The hour-and-a-half presentation kicked off with the history of the Dutch in New York State, from their naming Coney Island (originally Konijnen Eiland, meaning Rabbit Island) to exploring the rest of the state. Schweiger traced back some of the famous families, many of whose names grace our roadways (Hubbard, Henderson, Ryder, Van Wyck). The talk then turned to Dutch architecture, with Schweiger pointing out that all Dutch houses have curved roof lines and face south, before turning to the individual houses and their histories. Some of the houses reflect new preservation efforts, and are adding to Brooklyn’s status as a historical asset. Not everything gets razed to be a condo…
Schweiger worked on the presentation for months (following an illness and emergency surgery from which he’s recovering) selecting slides and visiting the homes. He added a few Sheepshead Bay photos at the last minute, with images of the racetracks, racing clubs, restaurants and roadways.
Bay Improvement Group Steve Barrison presented Schweiger with a “deed” to the Brooklyn Bridge, to honor the historian for his work on preserving the borough’s history. The deed was given to the group to offer to Schweiger by Carlo Dipalmer, a local resident and history buff who appreciates the preservationist’s efforts. [Corrected]

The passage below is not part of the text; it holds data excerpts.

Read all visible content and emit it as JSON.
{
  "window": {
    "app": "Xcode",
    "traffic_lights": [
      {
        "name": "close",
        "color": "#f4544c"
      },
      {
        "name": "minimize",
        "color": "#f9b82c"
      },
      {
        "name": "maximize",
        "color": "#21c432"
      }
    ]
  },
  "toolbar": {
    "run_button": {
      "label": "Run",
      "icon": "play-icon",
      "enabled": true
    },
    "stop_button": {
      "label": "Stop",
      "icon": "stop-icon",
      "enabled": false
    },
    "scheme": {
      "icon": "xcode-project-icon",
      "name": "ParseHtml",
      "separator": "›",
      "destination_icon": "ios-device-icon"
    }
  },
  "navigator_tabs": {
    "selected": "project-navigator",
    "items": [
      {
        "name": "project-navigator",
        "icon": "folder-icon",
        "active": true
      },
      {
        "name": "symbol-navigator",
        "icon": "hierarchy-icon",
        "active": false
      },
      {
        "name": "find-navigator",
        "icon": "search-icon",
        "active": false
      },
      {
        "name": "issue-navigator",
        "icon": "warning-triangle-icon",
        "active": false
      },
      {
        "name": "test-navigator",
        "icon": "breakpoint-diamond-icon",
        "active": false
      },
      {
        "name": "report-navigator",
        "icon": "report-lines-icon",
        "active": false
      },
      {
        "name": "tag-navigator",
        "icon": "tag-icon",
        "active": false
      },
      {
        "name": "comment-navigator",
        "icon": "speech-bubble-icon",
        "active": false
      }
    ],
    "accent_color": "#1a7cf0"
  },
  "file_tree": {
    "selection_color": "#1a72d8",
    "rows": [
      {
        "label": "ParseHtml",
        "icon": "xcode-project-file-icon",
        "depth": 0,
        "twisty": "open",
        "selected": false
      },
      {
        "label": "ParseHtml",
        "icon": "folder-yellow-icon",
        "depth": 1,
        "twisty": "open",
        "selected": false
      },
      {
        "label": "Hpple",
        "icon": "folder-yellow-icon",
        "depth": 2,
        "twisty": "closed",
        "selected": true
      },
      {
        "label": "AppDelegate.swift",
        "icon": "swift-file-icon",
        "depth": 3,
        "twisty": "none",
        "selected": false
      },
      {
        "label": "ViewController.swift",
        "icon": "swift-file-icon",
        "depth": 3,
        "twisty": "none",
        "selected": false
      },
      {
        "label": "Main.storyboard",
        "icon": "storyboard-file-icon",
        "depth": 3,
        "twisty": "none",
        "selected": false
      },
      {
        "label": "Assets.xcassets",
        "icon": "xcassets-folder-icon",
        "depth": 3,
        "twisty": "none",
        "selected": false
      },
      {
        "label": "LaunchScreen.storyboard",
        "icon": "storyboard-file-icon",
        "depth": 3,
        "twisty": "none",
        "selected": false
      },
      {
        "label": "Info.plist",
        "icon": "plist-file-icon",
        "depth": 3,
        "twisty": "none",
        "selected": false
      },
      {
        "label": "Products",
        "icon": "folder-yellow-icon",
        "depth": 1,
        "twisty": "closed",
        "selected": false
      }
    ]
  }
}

The best part, according to Schweiger, is that all the homes are within 25 minutes of each other. The proximity creates an opportunity for a personal tour, so use the list below to explore Brooklyn’s unique Dutch history yourself.
- Pieter Claesen Wyckoff Farmhouse – built 1652 – 5816 Clarendon Road at Ralph avenue
- Old Stone House – built 1699 and rebuilt in the 1930s – 5th Avenue at 3rd Street in J.J. Byrne Park
- Hendrick I. Lott House – built 1719 and 1800 – 1940 East 36th Street between Fillmore Avenue and Avenue S
- Wyckoff-Bennett-Mont House – built 1766 – 1669 East 22nd Street at Kings Highway
- Lefferts House Museum – built 1770s and rebuilt in 1783 – Flatbush Avenue in Prospect Park
- Stoothoff Kouwenhoven Baxter House – built 1747 and 1811 – 1640 East 48th Street between Avenue M and Avenue N
- Johannes Van Nuyse Magaw House – built 1800 – 1041 East 22nd Street between Avenue I and Avenue J
- 1926 East 28th Street between Avenue S and Avenue T
- Hubbard House – built 1835 – 2138 MacDonald Avenue between Avenue S and Avenue T
- Ditmas-Coe House – built 1790s-1800 – 1128 East 34th Street off Flatbush Avenue
- John Williamson House – built 1799-1801 – 1587 East 53rd Street between Avenue M and Avenue N
- Willimson House – built 1869 – On Hubbard Place between Flatbush Avenue and Kings Highway
[Correction: The original article implied that Barrison and BIG supplied the deed. It was, in fact, Dipalmer, and the article has been updated to reflect this.]